For those who cannot take the ITC, like non-profits, the combination of PACE and PACE-backed PPAs improves the feasibility.
“We’ll do a PACE-backed or regular PPA for storage as part of the solar package and only if it meets ITC requirements, but we offer no production guarantee. That’s all on the production designer, and it has to model positively on Energy Toolbase,” said Tim Kubes, who runs sales for Britestreet’s PPA.
Will there be third-party funders in the future?
In storage years, it’s still early. Consider solar: it was floundering for over 60 years until net-metering in 2001. Then in 2008, when bank credit was tight as a snare drum rattling a death march, government programs provided impetus for Wall Street to develop new and inventive methods of financing solar installations. The “pay-back” calculation took a backseat, and “cash-flow” drove the deals. Business boomed.
The market segment that currently receives Wall Street attention is the utility and large industrial sector. Its requirements for cashflow-oriented financing structures for large-scale projects led to a lease-oriented financing structure.
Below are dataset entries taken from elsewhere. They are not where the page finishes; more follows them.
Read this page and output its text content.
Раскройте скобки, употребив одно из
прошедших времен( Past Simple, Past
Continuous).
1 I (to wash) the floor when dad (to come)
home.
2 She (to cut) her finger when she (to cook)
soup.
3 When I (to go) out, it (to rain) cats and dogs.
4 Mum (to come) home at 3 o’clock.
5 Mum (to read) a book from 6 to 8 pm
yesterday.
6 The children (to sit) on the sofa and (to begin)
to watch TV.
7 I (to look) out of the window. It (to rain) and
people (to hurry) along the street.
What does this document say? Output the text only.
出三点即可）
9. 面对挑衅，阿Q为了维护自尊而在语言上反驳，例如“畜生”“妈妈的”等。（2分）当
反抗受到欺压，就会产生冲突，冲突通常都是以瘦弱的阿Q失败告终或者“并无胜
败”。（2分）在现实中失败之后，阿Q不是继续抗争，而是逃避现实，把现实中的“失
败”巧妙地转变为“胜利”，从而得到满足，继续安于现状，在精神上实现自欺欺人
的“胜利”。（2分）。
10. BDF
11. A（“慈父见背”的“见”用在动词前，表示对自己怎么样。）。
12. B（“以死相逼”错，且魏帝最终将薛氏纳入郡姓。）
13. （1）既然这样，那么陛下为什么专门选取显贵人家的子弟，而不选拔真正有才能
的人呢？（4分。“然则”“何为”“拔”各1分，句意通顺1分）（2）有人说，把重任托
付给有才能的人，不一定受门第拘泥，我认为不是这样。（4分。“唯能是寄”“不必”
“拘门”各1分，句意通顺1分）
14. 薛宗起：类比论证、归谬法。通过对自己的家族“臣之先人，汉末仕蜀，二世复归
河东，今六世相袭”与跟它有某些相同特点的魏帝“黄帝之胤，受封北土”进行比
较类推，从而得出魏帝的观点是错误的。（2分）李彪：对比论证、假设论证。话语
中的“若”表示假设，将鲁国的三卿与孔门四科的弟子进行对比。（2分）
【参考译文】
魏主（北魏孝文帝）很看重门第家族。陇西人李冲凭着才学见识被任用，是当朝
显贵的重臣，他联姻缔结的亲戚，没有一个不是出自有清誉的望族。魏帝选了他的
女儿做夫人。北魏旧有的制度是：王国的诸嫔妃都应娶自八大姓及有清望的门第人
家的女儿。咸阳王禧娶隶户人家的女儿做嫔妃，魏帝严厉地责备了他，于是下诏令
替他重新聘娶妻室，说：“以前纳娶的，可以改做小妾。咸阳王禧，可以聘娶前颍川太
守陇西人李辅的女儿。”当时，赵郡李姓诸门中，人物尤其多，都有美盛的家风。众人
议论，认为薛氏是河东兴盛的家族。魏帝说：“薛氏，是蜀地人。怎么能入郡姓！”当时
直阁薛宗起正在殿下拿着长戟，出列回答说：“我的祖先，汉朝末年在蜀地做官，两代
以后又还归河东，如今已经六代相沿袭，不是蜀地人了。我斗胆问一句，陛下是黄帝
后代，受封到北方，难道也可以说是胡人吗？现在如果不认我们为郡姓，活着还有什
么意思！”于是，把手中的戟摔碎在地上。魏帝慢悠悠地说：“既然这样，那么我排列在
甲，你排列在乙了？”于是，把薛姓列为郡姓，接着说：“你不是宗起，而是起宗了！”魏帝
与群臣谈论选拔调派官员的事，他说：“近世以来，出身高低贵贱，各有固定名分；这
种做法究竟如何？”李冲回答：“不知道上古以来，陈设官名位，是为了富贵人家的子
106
Marciano reports that he has helped “a couple dozen deals” get done.
“They’re not cookie cutter and tax investors are still getting comfortable with [storage],” he said. The key is matching battery technology with use-case and then finding credit support.”
Easy for him to say, but where big money is definitely flowing is in the technology development space. Mercom Capital Group’s proprietary data points to over $4 billion of investment in energy storage in the United States over the 24 months leading to Q1 2018. Hopefully this will eventually lead to increased battery system competition and new applications. Marciano sees “a decent chance that we will get the ITC for storage alone, and if we do, stand alone time arbitrage applications will explode in volume.” Now that would attract the folks in pin-stripes.